We’ve been told Branding and Awareness creation is expensive. Advertising is expensive. Digital Marketing (email, SEO etc.) is not. We look for quick fixes, and the internet is crawling with so called experts touting advice and quick lists – 5 things to do, 7 things to avoid.
They will be quick to tell you things you must do:
- SEO – stay in touch with Google’s new ever changing algorithms. SEO consultants and vendors will scare you to death about how your site is being penalized for using outdated methods, back links and so on.
- Social Media marketing – the new way. If you are not ‘doing’ Social marketing, you’re Stone Age. There are hundreds of thousands of online articles showing you best practices and how to generate leads with social marketing.
- Content Marketing – blogging, articles, case studies. If you ain’t doing that, you ain’t doing nothin’.
· … the list goes on.
Merely, islands of automation and islands of tools I say.
Falling Sales
I guarantee you have dabbled in anything and everything above, but your lead generation seems to be going nowhere. Actually it may even be falling.

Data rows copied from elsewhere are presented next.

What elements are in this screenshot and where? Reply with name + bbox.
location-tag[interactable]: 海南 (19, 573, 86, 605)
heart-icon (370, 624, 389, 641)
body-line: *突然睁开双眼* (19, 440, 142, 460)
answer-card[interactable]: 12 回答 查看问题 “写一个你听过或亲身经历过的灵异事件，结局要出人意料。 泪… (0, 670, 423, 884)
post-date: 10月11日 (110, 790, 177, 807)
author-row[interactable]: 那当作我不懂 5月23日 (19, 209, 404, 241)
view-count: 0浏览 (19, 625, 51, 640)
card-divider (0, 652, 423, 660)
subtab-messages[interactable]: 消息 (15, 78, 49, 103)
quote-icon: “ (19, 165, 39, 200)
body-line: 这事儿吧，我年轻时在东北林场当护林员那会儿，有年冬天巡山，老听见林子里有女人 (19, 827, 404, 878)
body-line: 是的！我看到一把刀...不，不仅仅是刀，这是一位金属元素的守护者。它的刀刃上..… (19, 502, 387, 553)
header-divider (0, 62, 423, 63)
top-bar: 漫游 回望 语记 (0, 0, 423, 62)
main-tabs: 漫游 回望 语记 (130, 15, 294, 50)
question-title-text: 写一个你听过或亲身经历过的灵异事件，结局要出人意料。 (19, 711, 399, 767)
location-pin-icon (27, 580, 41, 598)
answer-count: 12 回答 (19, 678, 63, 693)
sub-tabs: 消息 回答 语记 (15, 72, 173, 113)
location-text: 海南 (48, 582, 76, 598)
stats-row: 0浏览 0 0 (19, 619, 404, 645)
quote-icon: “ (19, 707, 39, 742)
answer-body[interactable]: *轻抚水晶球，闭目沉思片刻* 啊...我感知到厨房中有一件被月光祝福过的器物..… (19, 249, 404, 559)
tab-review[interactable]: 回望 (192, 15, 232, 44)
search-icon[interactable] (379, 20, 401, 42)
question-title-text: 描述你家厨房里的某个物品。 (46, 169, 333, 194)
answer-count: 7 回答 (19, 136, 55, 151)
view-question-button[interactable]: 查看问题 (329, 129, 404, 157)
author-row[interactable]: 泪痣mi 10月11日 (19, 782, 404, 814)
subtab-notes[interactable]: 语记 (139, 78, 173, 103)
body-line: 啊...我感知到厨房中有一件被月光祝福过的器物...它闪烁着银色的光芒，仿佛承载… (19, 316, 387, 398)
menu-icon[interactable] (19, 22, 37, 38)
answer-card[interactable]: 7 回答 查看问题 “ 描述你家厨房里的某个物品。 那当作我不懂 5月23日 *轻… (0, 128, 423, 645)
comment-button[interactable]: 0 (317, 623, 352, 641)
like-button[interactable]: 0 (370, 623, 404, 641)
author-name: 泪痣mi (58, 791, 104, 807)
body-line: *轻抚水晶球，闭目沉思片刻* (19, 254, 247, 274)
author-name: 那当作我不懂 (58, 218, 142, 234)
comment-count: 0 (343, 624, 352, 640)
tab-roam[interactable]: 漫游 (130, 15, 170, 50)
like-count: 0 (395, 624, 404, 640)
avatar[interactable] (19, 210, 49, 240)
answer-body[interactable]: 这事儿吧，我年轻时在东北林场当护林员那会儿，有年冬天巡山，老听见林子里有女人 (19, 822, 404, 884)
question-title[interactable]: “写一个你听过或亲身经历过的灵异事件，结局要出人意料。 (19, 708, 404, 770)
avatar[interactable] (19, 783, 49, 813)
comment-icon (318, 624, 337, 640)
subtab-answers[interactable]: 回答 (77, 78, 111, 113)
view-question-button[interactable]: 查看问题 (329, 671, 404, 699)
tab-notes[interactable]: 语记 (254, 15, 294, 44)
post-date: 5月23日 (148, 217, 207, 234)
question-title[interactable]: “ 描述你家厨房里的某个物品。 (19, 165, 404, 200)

To make matters worse, even your conversion is decreasing resulting in a double whammy. Sales are falling exponentially. Cost of customer acquisition is rising exponentially.
What is going on?
It is easy to blame two things:
- ‘Market Conditions’
- Competition
Is it that complicated? Are there no answers?
Go back to Fundamentals.
Sales and Marketing are intertwined but unfortunately we tend to departmentalize them. We want a competitive edge, but we fail to look into our prospects’ minds. We fail to look at the psychology of why people buy and why they don’t. Marketers and sellers don’t try to understand the innermost thought processes and desires of the prospect; providers and practices in our case. We often use lovely and fancy words extolling what we think are virtues of our product and/or service without understanding the buyer.
Marketing’s job is not just to structure, and follow the process of implementing technologies for lead generation, it is to take a journey inside the step-by-step thinking of the buyer. Marketing’s job is to snag the prospect’s interest and lead him/her to an urgent thrust to purchase.
Marketing’s job is to realize the prospect’s intimate evaluation procedures so you can turn them into sales motivations, and hold their hand to fill out your form.
Selling technology to physicians, providers and clinics requires you to learn what influences their mind, what motivates them to buy and what influences their buying decisions.
Do that first – before you explore the tools of marketing; apply the psychology of buying into those techniques, I guarantee you will see completely different results.